Tabii ki bu muhayyerlik imtihan sebebiyledir. Allah Celle Celaluhu’nun hidâyet verdiği kişiler imanlarını arttırmak ve zorlu imtihana hazırlanmak aynı zamanda toplumun uyanışında sebep olmak için doğru noktaya odaklanmak zorundadır. Tabi olarak karşımıza “Doğru nokta nedir?” şeklinde bir soru çıkmaktadır.
Emin olunuz ki bu sorunun cevabını bulmaya çalışmak o kadar mühimdir ki; işte o zaman Kur’an ve Sünnet anlaşılmaya başlanacaktır İnşaAllah.
Nitekim Ali İmrân suresinin 190. ayetinin tefsirinde şöyle geçmektedir. “Rasullullah (SA.V) bu ayeti okuyup ta üzerinde düşünmeyenlere yazıklar olsun” dedi. İmam Evzâi’ye Rasulullah’ın (S.A.V) “yazıklar olsun o kişiye” hitabından kurtulmanın en alt seviyesi nedir? diye sorulduğunda İmam Evzâi (Rh.a) “Kur’an’ı anlayarak okumaktır.” Demiştir.

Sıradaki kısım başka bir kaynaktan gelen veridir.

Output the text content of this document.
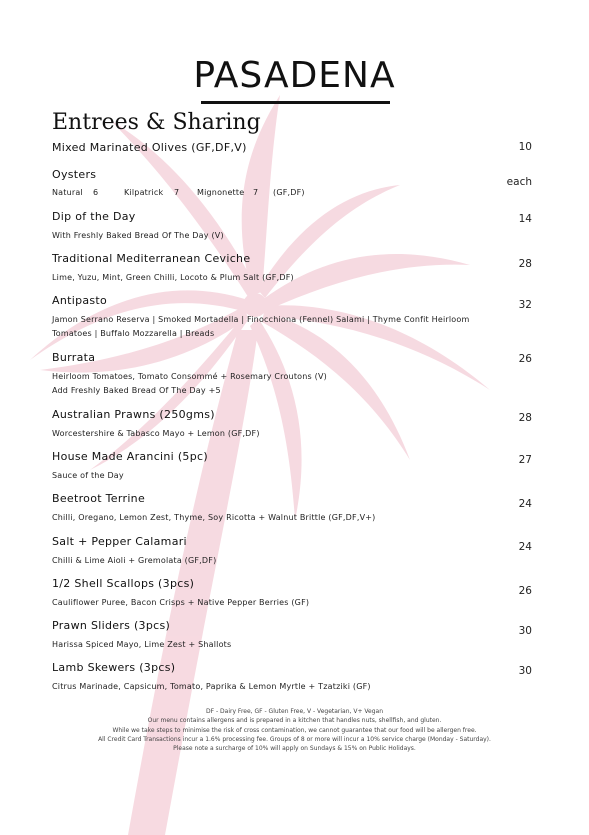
PASADENA
Entrees & Sharing
Mixed Marinated Olives (GF,DF,V)	10
Oysters
Natural	6	Kilpatrick	7	Mignonette	7	(GF,DF)
each
Dip of the Day
With Freshly Baked Bread Of The Day (V)
14
Traditional Mediterranean Ceviche
Lime, Yuzu, Mint, Green Chilli, Locoto & Plum Salt (GF,DF)
28
Antipasto
Jamon Serrano Reserva | Smoked Mortadella | Finocchiona (Fennel) Salami | Thyme Confit Heirloom
Tomatoes | Buffalo Mozzarella | Breads
32
Burrata
Heirloom Tomatoes, Tomato Consommé + Rosemary Croutons (V)
Add Freshly Baked Bread Of The Day +5
26
Australian Prawns (250gms)
Worcestershire & Tabasco Mayo + Lemon (GF,DF)
28
House Made Arancini (5pc)
Sauce of the Day
27
Beetroot Terrine
Chilli, Oregano, Lemon Zest, Thyme, Soy Ricotta + Walnut Brittle (GF,DF,V+)
24
Salt + Pepper Calamari
Chilli & Lime Aioli + Gremolata (GF,DF)
24
1/2 Shell Scallops (3pcs)
Cauliflower Puree, Bacon Crisps + Native Pepper Berries (GF)
26
Prawn Sliders (3pcs)
Harissa Spiced Mayo, Lime Zest + Shallots
30
Lamb Skewers (3pcs)
Citrus Marinade, Capsicum, Tomato, Paprika & Lemon Myrtle + Tzatziki (GF)
30
DF - Dairy Free, GF - Gluten Free, V - Vegetarian, V+ Vegan
Our menu contains allergens and is prepared in a kitchen that handles nuts, shellfish, and gluten.
While we take steps to minimise the risk of cross contamination, we cannot guarantee that our food will be allergen free.
All Credit Card Transactions incur a 1.6% processing fee. Groups of 8 or more will incur a 10% service charge (Monday - Saturday).
Please note a surcharge of 10% will apply on Sundays & 15% on Public Holidays.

Yani amel anlamaktan sonra gelir. Amaç ve gaye bu olmalıdır. Yani neyi neden ne için yaptığımızı, söylediğimizi ya da yapmadığımızı ve söylemediğimizi anlamalıyız ki ancak huşu o zaman söz konusu olacaktır. Namaz, Oruç, Zekât, Hac, Cihad niye farz. İçki, Kumar, Zina, Faiz, Yalan, Gıybet niye haram. İşte anlatmaya çalıştığım meseleler Taklitten Tahkike geçiş, Yeryüzü Müslümanları için İnkılabın başlangıcı olacaktır İnşaAllah. Ümmetin uyanışı, Dinin ihyası, Ahkâmın hakimiyeti, Vahdetin ifası İnşaAllah o zaman başlayacak ve dahili ve harici yani içimizdeki ve dışımızdaki münafık ve kafirlerin oyunları ve tuzakları ortaya çıkacak, kandırılamayacak bir Ümmet doğacaktır İnşaAllah
İşte bu beklenen ve iştahla arzulanan gelişmeler doğru noktaya odaklanmayı zaruri hâle getirmektedir. Yıllarca gözden kaçan en önemli mesele Yolunu Kur’an ve Sünnet’in aydınlattığı bir ümmet için karanlık diye bir şey olmaz. Hiç kimse, hiçbir niyet ve amel karanlıkta kalmaz.
Çünkü Kur’an-ı Kerim anlaşılınca her şeye tevhid nuruyla bakılır ve fert ya da toplum karanlıklardan aydınlığa çıkar. Tîn suresinde geçen “Ahsen-i takvim” cümlesinin mahiyeti ve keyfiyeti hakkında Tefsir alimleri şöyle izahat yapmaktadırlar. “Bu; üstün ve kemali bir vasıftır ve insanı diğer mahlûkattan ayırır.” Bu vasfın akıl nimeti olduğunu bizlere bildirirler. Ve tabii ki ancak akıl kullanılırsa bir üstünlük sebebi olması söz konusudur. İnsanın beş duyu organı vardır. Bu duyu organları akla hizmet ettiğinde akılda Vahye tabi olduğunda İnsan Ahsen-i takvim olma yolunda ilerlemeye başlar.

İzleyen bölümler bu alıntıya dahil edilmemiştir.